O Brasil estréia hoje na Copa do Mundo de futebol, nos Estados Unidos. A julgar pelo que ocorreu por ocasião dos campeonatos mundiais anteriores, o país deve praticamente parar para torcer por sua seleção.
Que uma tal concentração de atenções e energias ocorra durante o par de horas que dura cada partida –ressalvadas as atividades que, por serem essenciais, não podem parar– é um fato essencialmente positivo. Revela, além de um saudável gosto pelo lúdico, que a auto-estima dos brasileiros, pelo menos nesse terreno, não está tão baixa quanto a interminável crise econômica e os desenganos políticos poderiam fazer supor.
Há, contudo, que se evitar os exageros que também costumam ocorrer nesses períodos. Um país em que, tradicionalmente, a atividade econômica e o funcionamento das instituições se ressentem da grande quantidade de feriados –eventualmente prolongados pela proximidade com o fim-de-semana– não pode diminuir seu ritmo de trabalho ou suspender parte de suas atividades cotidianas em função de uma tal monomania.
Os temores de que excessos dessa natureza ocorram com maior intensidade este ano não são gratuitos. Fundam-se na constatação de que, mais que qualquer copa anterior, a de 94 tem quase monopolizado as atenções da sociedade, da propaganda e da mídia –sobretudo a eletrônica–, deixando em segundo plano até mesmo a iminência da implantação de uma nova moeda e a discussão política sobre as eleições de outubro.

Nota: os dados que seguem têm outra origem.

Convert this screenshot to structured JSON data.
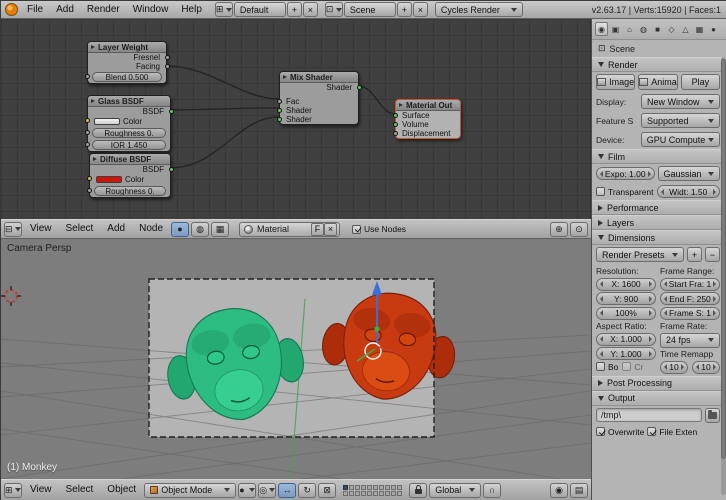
{
  "colors": {
    "accent_orange": "#e87d0d",
    "green_material": "#2dbd83",
    "red_material": "#c83a10",
    "node_editor_bg": "#404040",
    "panel_bg": "#b4b4b4",
    "manipulator_blue": "#3a6fd8"
  },
  "icons": {
    "plus": "+",
    "minus": "−",
    "close": "×",
    "screen": "⊞",
    "scene": "⊡",
    "editor_node": "⊟",
    "editor_view3d": "⊞",
    "node_tree_types": [
      "●",
      "◍",
      "▦"
    ],
    "zoom": "⊕",
    "pin": "⊙",
    "shading": "●",
    "pivot": "◎",
    "translate": "↔",
    "rotate": "↻",
    "scale": "⊠",
    "magnet": "∩",
    "render_cam": "◉",
    "render_seq": "▤"
  },
  "info_bar": {
    "menus": [
      "File",
      "Add",
      "Render",
      "Window",
      "Help"
    ],
    "layout": "Default",
    "scene": "Scene",
    "engine": "Cycles Render",
    "stats": "v2.63.17 | Verts:15920 | Faces:1"
  },
  "node_editor": {
    "nodes": {
      "layer_weight": {
        "title": "Layer Weight",
        "outputs": [
          "Fresnel",
          "Facing"
        ],
        "blend": "Blend 0.500"
      },
      "glass": {
        "title": "Glass BSDF",
        "output": "BSDF",
        "color_label": "Color",
        "roughness": "Roughness 0.",
        "ior": "IOR 1.450"
      },
      "diffuse": {
        "title": "Diffuse BSDF",
        "output": "BSDF",
        "color_label": "Color",
        "roughness": "Roughness 0."
      },
      "mix": {
        "title": "Mix Shader",
        "output": "Shader",
        "inputs": [
          "Fac",
          "Shader",
          "Shader"
        ]
      },
      "material_out": {
        "title": "Material Out",
        "inputs": [
          "Surface",
          "Volume",
          "Displacement"
        ]
      }
    },
    "header": {
      "menus": [
        "View",
        "Select",
        "Add",
        "Node"
      ],
      "material": "Material",
      "fake_user": "F",
      "use_nodes": "Use Nodes"
    }
  },
  "viewport": {
    "view_label": "Camera Persp",
    "active_object": "(1) Monkey",
    "header": {
      "menus": [
        "View",
        "Select",
        "Object"
      ],
      "mode": "Object Mode",
      "orientation": "Global"
    }
  },
  "properties": {
    "tab_icons": [
      "◉",
      "▣",
      "⌂",
      "◍",
      "■",
      "◇",
      "△",
      "▦",
      "●"
    ],
    "context_name": "Scene",
    "render": {
      "title": "Render",
      "buttons": [
        "Image",
        "Anima",
        "Play"
      ],
      "display_label": "Display:",
      "display_value": "New Window",
      "feature_label": "Feature S",
      "feature_value": "Supported",
      "device_label": "Device:",
      "device_value": "GPU Compute"
    },
    "film": {
      "title": "Film",
      "exposure": "Expo: 1.00",
      "filter": "Gaussian",
      "transparent": "Transparent",
      "width": "Widt: 1.50"
    },
    "performance": {
      "title": "Performance"
    },
    "layers": {
      "title": "Layers"
    },
    "dimensions": {
      "title": "Dimensions",
      "presets": "Render Presets",
      "resolution_label": "Resolution:",
      "res_x": "X: 1600",
      "res_y": "Y: 900",
      "percentage": "100%",
      "aspect_label": "Aspect Ratio:",
      "aspect_x": "X: 1.000",
      "aspect_y": "Y: 1.000",
      "border": "Bo",
      "crop": "Cr",
      "frame_range_label": "Frame Range:",
      "frame_start": "Start Fra: 1",
      "frame_end": "End F: 250",
      "frame_step": "Frame S: 1",
      "frame_rate_label": "Frame Rate:",
      "fps": "24 fps",
      "time_remap_label": "Time Remapp",
      "remap_old": "10",
      "remap_new": "10"
    },
    "post": {
      "title": "Post Processing"
    },
    "output": {
      "title": "Output",
      "path": "/tmp\\",
      "overwrite": "Overwrite",
      "file_ext": "File Exten"
    }
  }
}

Nada indica que haja uma relação direta entre a torcida pela seleção e a queda de interesse por assuntos relevantes para a vida nacional, mas não constituirá excesso de zelo permanecer alerta contra essa possível distorção –sobretudo porque, a menos que sobrevenha uma mudança institucional na Fifa ou no Estado brasileiro, as copas do mundo e as eleições gerais sempre coincidirão. E não será nada proveitoso para o país se as primeiras obscurecerem as últimas, ou, indiretamente, influírem em seus resultados.